🤖 AI Summary
This work investigates how to learn action-agnostic latent representations from large-scale unlabeled human motion videos and leverage them for vision-to-action generalization in robotic control. To this end, we establish a unified evaluation framework that integrates over one million videos, images, and robot trajectory data, enabling the first systematic assessment of general-purpose vision foundation models on physical control tasks under zero action supervision. Our experiments demonstrate that such models significantly outperform specialized embodied models. Crucially, we find that semantically abstracted latent action spaces align more closely with the true distribution of physical actions than pixel-level representations, thereby enabling more effective cross-task and cross-domain vision-to-action mapping.
📝 Abstract
While the shortage of explicit action data limits Vision-Language-Action (VLA) models, human action videos offer a scalable yet unlabeled data source. A critical challenge in utilizing large-scale human video datasets lies in transforming visual signals into ontology-independent representations, known as latent actions.
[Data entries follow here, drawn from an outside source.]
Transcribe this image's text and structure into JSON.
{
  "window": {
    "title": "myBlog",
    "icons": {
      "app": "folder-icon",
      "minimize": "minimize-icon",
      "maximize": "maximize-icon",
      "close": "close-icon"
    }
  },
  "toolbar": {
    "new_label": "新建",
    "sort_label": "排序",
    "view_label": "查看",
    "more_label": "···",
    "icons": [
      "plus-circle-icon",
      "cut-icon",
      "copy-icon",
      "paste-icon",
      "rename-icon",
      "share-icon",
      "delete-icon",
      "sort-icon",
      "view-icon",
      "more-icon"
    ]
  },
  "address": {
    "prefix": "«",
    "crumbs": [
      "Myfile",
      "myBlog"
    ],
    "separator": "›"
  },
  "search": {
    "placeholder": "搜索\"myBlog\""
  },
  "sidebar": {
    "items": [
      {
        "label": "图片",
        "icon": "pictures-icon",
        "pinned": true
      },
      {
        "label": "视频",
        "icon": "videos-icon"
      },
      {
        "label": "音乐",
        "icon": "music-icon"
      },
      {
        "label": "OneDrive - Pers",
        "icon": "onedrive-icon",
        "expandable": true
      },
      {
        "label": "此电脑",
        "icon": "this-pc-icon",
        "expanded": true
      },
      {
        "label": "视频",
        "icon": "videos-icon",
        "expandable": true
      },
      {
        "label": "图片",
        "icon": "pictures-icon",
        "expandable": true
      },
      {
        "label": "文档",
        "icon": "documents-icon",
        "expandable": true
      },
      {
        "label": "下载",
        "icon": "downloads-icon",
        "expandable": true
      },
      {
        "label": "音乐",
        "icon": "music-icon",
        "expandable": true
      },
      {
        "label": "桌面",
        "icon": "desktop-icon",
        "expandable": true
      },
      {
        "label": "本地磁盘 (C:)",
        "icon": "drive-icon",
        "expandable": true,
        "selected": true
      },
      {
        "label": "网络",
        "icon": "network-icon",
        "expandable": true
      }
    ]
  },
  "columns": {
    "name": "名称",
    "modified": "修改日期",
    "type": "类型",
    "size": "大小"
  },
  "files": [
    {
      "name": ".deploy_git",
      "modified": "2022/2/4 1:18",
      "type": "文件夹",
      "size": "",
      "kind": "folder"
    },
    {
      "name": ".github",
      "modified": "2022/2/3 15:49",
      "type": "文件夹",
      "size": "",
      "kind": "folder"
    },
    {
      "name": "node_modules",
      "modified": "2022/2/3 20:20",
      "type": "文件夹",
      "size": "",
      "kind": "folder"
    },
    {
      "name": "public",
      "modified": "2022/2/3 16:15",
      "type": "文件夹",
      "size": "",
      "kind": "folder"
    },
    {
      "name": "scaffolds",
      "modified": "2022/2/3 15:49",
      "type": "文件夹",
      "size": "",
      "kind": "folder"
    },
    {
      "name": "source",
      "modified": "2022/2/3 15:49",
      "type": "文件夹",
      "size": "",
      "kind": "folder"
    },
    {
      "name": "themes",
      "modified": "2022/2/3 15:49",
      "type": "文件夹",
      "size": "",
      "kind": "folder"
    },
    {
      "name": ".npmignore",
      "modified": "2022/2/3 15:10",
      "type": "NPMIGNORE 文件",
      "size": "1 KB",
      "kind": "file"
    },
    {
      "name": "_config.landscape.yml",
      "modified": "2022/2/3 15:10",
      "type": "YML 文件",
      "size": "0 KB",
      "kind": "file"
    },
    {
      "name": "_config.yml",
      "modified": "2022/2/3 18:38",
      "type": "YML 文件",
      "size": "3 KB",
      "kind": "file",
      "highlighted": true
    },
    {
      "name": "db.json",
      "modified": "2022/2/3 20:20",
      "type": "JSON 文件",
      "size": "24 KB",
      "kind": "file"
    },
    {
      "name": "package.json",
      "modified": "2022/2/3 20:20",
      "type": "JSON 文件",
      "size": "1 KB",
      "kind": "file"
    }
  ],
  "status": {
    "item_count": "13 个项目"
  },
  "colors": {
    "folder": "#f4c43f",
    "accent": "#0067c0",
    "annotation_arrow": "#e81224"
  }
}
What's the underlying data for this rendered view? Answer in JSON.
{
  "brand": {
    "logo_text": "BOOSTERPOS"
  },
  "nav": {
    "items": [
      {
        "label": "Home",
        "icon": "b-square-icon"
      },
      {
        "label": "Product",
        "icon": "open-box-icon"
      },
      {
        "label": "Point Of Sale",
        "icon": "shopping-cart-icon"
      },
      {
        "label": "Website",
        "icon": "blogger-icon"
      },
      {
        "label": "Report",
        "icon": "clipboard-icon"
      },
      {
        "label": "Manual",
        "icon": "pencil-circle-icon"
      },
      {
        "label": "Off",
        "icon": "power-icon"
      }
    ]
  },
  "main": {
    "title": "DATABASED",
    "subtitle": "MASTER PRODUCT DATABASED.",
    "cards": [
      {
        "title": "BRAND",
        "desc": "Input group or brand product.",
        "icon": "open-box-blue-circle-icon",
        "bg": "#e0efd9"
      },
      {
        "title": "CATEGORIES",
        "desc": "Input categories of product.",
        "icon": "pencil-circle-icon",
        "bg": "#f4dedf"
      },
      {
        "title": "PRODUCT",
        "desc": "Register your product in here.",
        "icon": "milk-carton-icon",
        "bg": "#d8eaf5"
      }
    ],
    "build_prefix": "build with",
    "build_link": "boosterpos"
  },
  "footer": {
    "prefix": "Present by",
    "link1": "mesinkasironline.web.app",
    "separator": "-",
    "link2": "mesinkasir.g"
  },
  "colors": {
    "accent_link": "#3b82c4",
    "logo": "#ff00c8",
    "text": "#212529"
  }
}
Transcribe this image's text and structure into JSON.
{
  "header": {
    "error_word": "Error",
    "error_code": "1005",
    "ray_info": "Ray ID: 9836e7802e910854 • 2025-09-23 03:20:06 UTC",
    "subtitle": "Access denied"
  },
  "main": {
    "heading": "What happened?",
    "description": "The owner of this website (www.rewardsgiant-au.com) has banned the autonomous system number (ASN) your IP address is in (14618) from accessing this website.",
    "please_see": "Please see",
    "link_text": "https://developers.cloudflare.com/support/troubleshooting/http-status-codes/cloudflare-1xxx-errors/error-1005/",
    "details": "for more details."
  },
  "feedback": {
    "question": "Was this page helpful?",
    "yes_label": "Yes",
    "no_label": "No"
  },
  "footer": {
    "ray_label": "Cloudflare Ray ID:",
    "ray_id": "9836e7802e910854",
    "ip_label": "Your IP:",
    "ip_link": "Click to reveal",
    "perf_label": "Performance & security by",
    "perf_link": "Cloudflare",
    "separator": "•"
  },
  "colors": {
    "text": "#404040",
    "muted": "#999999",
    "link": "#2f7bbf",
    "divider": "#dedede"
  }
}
However, the capacity of latent action representation to derive robust control from visual observations has yet to be rigorously evaluated. We introduce the Latent Action Representation Yielding (LARY) Benchmark, a unified framework for evaluating latent action representations on both high-level semantic actions (what to do) and low-level robotic control (how to do). The comprehensively curated dataset encompasses over one million videos (1,000 hours) spanning 151 action categories, alongside 620K image pairs and 595K motion trajectories across diverse embodiments and environments. Our experiments reveal two crucial insights: (i) General visual foundation models, trained without any action supervision, consistently outperform specialized embodied latent action models. (ii) Latent-based visual space is fundamentally better aligned to physical action space than pixel-based space. These results suggest that general visual representations inherently encode action-relevant knowledge for physical control, and that semantic-level abstraction serves as a fundamentally more effective pathway from vision to action than pixel-level reconstruction.